Pengetahuan mengarusutamkan apa yang populer dikenal sebagai personal branding menjadi diskursus yang sejatinya dimakmumi banyak orang-terlebih kaum milienal di era sekarang. Menurut Montoya, seorang ahli pemasaran internasional, mendefiniskan personal branding sebagai: seni menarik dan mempertahankan lebih banyak klien dengan membentuk persepsi publik secara aktif. Konsepsi “Jadilah Dirimu Sendiri” pada kenyataannya intisari dari jalan personal branding. Secara luas, slogan brand yourself menjadi jembatan untuk membentuk citra-diri/self-image yang kita kehendaki dan kita tujukan ke khalayak yang akan kita sasar.

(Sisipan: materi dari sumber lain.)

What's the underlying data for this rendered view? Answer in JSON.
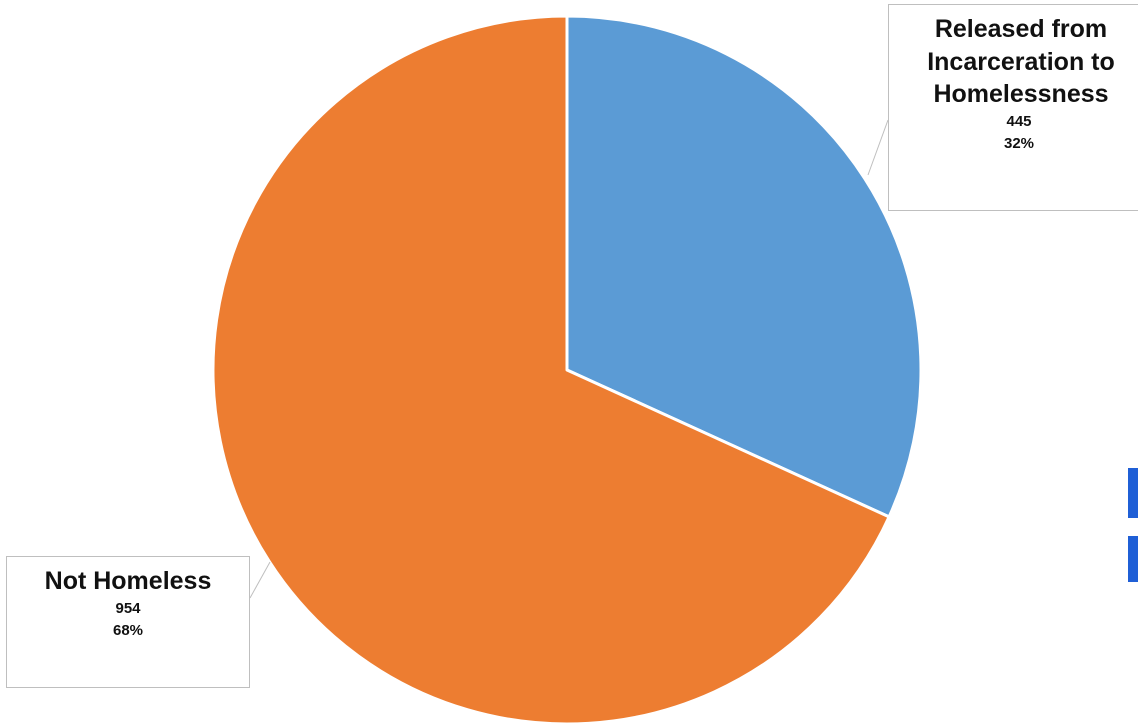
{
  "chart_data": {
    "type": "pie",
    "title": "",
    "slices": [
      {
        "label": "Released from Incarceration to Homelessness",
        "label_lines": [
          "Released from",
          "Incarceration to",
          "Homelessness"
        ],
        "value": 445,
        "value_label": "445",
        "percent_label": "32%",
        "color": "#5b9bd5"
      },
      {
        "label": "Not Homeless",
        "label_lines": [
          "Not Homeless"
        ],
        "value": 954,
        "value_label": "954",
        "percent_label": "68%",
        "color": "#ed7d31"
      }
    ],
    "start_angle": "12 o'clock",
    "direction": "clockwise",
    "legend": "none",
    "data_labels": "callouts"
  },
  "colors": {
    "slice_border": "#ffffff",
    "callout_border": "#bfbfbf",
    "text": "#111111",
    "clipped_accent": "#1f5fd6"
  }
}
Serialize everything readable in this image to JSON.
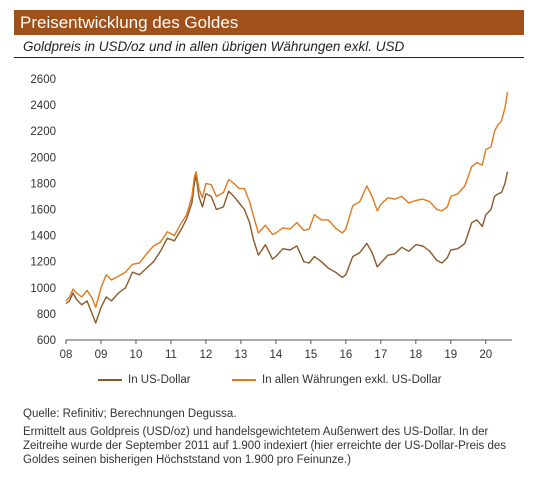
{
  "title": "Preisentwicklung des Goldes",
  "subtitle": "Goldpreis in USD/oz und in allen übrigen Währungen exkl. USD",
  "chart_data": {
    "type": "line",
    "title": "Preisentwicklung des Goldes",
    "subtitle": "Goldpreis in USD/oz und in allen übrigen Währungen exkl. USD",
    "xlabel": "",
    "ylabel": "",
    "x_ticks": [
      "08",
      "09",
      "10",
      "11",
      "12",
      "13",
      "14",
      "15",
      "16",
      "17",
      "18",
      "19",
      "20"
    ],
    "xlim": [
      2008.0,
      2020.75
    ],
    "ylim": [
      600,
      2600
    ],
    "y_ticks": [
      600,
      800,
      1000,
      1200,
      1400,
      1600,
      1800,
      2000,
      2200,
      2400,
      2600
    ],
    "grid": {
      "x": false,
      "y": false
    },
    "legend_position": "bottom",
    "series": [
      {
        "name": "In US-Dollar",
        "color": "#8b5a2b",
        "x": [
          2008.0,
          2008.1,
          2008.2,
          2008.3,
          2008.45,
          2008.6,
          2008.75,
          2008.85,
          2009.0,
          2009.15,
          2009.3,
          2009.5,
          2009.7,
          2009.9,
          2010.1,
          2010.3,
          2010.5,
          2010.7,
          2010.9,
          2011.1,
          2011.3,
          2011.45,
          2011.6,
          2011.67,
          2011.72,
          2011.8,
          2011.9,
          2012.0,
          2012.15,
          2012.3,
          2012.5,
          2012.65,
          2012.8,
          2012.95,
          2013.1,
          2013.25,
          2013.35,
          2013.5,
          2013.7,
          2013.9,
          2014.0,
          2014.2,
          2014.4,
          2014.6,
          2014.8,
          2014.95,
          2015.1,
          2015.3,
          2015.5,
          2015.7,
          2015.9,
          2016.0,
          2016.2,
          2016.4,
          2016.6,
          2016.75,
          2016.9,
          2017.0,
          2017.2,
          2017.4,
          2017.6,
          2017.8,
          2018.0,
          2018.2,
          2018.4,
          2018.6,
          2018.75,
          2018.9,
          2019.0,
          2019.2,
          2019.4,
          2019.6,
          2019.75,
          2019.9,
          2020.0,
          2020.15,
          2020.25,
          2020.35,
          2020.45,
          2020.55,
          2020.62
        ],
        "values": [
          880,
          900,
          960,
          910,
          870,
          900,
          800,
          730,
          850,
          930,
          900,
          960,
          1000,
          1120,
          1100,
          1150,
          1200,
          1280,
          1380,
          1360,
          1450,
          1530,
          1650,
          1800,
          1860,
          1700,
          1620,
          1720,
          1700,
          1600,
          1620,
          1740,
          1700,
          1650,
          1600,
          1500,
          1380,
          1250,
          1330,
          1220,
          1240,
          1300,
          1290,
          1320,
          1200,
          1190,
          1240,
          1200,
          1150,
          1120,
          1080,
          1100,
          1240,
          1270,
          1340,
          1270,
          1160,
          1190,
          1250,
          1260,
          1310,
          1280,
          1330,
          1320,
          1280,
          1210,
          1190,
          1230,
          1290,
          1300,
          1340,
          1500,
          1520,
          1470,
          1560,
          1600,
          1700,
          1720,
          1730,
          1800,
          1890
        ]
      },
      {
        "name": "In allen Währungen exkl. US-Dollar",
        "color": "#e07a1f",
        "x": [
          2008.0,
          2008.1,
          2008.2,
          2008.3,
          2008.45,
          2008.6,
          2008.75,
          2008.85,
          2009.0,
          2009.15,
          2009.3,
          2009.5,
          2009.7,
          2009.9,
          2010.1,
          2010.3,
          2010.5,
          2010.7,
          2010.9,
          2011.1,
          2011.3,
          2011.45,
          2011.6,
          2011.67,
          2011.72,
          2011.8,
          2011.9,
          2012.0,
          2012.15,
          2012.3,
          2012.5,
          2012.65,
          2012.8,
          2012.95,
          2013.1,
          2013.25,
          2013.35,
          2013.5,
          2013.7,
          2013.9,
          2014.0,
          2014.2,
          2014.4,
          2014.6,
          2014.8,
          2014.95,
          2015.1,
          2015.3,
          2015.5,
          2015.7,
          2015.9,
          2016.0,
          2016.2,
          2016.4,
          2016.6,
          2016.75,
          2016.9,
          2017.0,
          2017.2,
          2017.4,
          2017.6,
          2017.8,
          2018.0,
          2018.2,
          2018.4,
          2018.6,
          2018.75,
          2018.9,
          2019.0,
          2019.2,
          2019.4,
          2019.6,
          2019.75,
          2019.9,
          2020.0,
          2020.15,
          2020.25,
          2020.35,
          2020.45,
          2020.55,
          2020.62
        ],
        "values": [
          900,
          930,
          990,
          960,
          930,
          980,
          920,
          850,
          1000,
          1100,
          1060,
          1090,
          1120,
          1180,
          1190,
          1260,
          1320,
          1350,
          1430,
          1400,
          1500,
          1560,
          1700,
          1850,
          1890,
          1760,
          1690,
          1800,
          1790,
          1700,
          1730,
          1830,
          1800,
          1760,
          1760,
          1660,
          1560,
          1420,
          1480,
          1410,
          1420,
          1460,
          1450,
          1500,
          1440,
          1450,
          1560,
          1520,
          1520,
          1460,
          1420,
          1450,
          1630,
          1660,
          1780,
          1700,
          1590,
          1640,
          1690,
          1680,
          1700,
          1650,
          1670,
          1680,
          1660,
          1600,
          1590,
          1620,
          1700,
          1720,
          1780,
          1930,
          1960,
          1940,
          2060,
          2080,
          2200,
          2250,
          2280,
          2380,
          2500
        ]
      }
    ]
  },
  "legend": [
    {
      "label": "In US-Dollar",
      "color": "#8b5a2b"
    },
    {
      "label": "In allen Währungen exkl. US-Dollar",
      "color": "#e07a1f"
    }
  ],
  "source": "Quelle: Refinitiv; Berechnungen Degussa.",
  "note": "Ermittelt aus Goldpreis (USD/oz) und handelsgewichtetem Außenwert des US-Dollar. In der Zeitreihe wurde der September 2011 auf 1.900 indexiert (hier erreichte der US-Dollar-Preis des Goldes seinen bisherigen Höchststand von 1.900 pro Feinunze.)",
  "colors": {
    "title_bar": "#a0511a",
    "usd_series": "#8b5a2b",
    "other_series": "#e07a1f"
  }
}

Memasarkan diri-baik di ranah politik, seni-budaya, terlebih ekonomi dan perubahaan sosial menjadi sesuatu yang semestinya digarap secara serius. Citra-diri kita kemudian di-getok-tularkan dan dipresntasikan melalui aneka saluran,semacam medsos, blog, kanal Youtube, memoar, serangkian keganjenan di Whatsapp ataupun melalui pemasaran efektif-efisien dari mulut ke mulut. Selayaknya sebuah produk yang dilemparkan ke bauran pemasaran, citra-diri tersebut juga diuji batas-batas premisnya kepada khalayak yang lebih luas dengan mengetengahkan pengalaman-pengalaman kreatif, kolaboratif, kekinian yang didapat audiens/konsumen ketika berinteraksi dengan brand image kita.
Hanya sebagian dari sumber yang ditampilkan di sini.